There's a possibility too that some of the shows that will be booked for Brock and his new band may take them to Europe and Asia. “These are all some of the discussions we're having...my manager is looking for a touring agent “to go international.”

Brock noted that there are several agents overseas who have heard his music and would be interested in developing some touring and engagements for him there.

Bruce notes that “old country” is seeing a growth in interest among Europeans, according to what they have been told.

That afternoon in March in Great Aunt Beulah's living room Brock played a number of those old country songs by Hank Williams and others that she grew up with.

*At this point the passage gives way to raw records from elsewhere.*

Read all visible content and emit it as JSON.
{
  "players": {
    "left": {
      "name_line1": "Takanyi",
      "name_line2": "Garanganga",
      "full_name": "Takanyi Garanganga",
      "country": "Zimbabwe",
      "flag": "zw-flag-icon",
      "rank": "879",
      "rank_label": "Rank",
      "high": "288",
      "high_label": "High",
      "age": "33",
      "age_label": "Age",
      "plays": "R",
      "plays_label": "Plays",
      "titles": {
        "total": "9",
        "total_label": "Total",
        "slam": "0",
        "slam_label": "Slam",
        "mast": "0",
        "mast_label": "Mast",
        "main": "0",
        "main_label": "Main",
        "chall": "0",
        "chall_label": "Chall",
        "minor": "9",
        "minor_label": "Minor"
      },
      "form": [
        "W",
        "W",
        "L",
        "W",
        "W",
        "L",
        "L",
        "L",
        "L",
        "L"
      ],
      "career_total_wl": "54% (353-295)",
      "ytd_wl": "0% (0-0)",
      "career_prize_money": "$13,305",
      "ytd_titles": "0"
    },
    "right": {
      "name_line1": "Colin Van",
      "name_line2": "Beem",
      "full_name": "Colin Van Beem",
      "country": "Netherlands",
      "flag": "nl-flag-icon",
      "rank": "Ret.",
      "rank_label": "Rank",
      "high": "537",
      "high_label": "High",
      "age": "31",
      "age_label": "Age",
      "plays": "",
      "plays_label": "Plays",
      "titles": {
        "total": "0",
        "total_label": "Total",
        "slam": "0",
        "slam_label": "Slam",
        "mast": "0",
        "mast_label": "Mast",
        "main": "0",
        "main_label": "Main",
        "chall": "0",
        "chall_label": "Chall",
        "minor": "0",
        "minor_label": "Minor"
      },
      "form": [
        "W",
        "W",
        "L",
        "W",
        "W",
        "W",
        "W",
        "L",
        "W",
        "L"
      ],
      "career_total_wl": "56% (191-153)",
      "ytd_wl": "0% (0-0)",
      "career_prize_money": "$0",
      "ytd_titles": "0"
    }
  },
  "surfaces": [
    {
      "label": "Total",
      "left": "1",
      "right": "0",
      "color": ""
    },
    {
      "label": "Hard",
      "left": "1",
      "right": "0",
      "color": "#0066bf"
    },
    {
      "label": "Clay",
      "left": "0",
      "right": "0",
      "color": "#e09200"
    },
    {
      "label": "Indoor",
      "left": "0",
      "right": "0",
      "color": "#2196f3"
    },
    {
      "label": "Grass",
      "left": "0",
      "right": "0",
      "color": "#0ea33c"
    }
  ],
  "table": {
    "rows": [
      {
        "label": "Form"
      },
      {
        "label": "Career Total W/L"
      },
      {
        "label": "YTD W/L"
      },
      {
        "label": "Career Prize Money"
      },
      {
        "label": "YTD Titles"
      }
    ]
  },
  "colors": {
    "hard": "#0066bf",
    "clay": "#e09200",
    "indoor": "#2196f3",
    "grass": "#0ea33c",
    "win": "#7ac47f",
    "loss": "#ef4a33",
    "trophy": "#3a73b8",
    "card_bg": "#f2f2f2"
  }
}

Bruce sang and harmonized with his son.

Bruce sings a number of Charlie Pride songs. “After years of listening to me play them when Brock first heard Charlie play those songs, he said 'oh my, he's playing them all wrong'!” Lots more laugher.

Pick Me Up On Your Way Down” was one old song Bruce and Brock sang that day. Hank Williams' “Cold Cold Heart” was another.

A Fool Such as I” by Hank Snow, later performed by Elvis, was our favorite. The Gonyea ladies were undecided on which of the half dozen songs they liked the best.

It was, unanimous, however, that Brock, with his wonderful warbling and vibrato-style of singing, nailed every one!

As Brock re-locates permanently to Nashville in the days ahead, we at the Free Press wish him much luck in his musical career. Make Tupper Lake proud of you, Brock!

Incidentally Brock was the guest of honor Saturday evening at a going away party of family members and friends at his sister Amanda's Ohana's 1950s Diner on Park Street.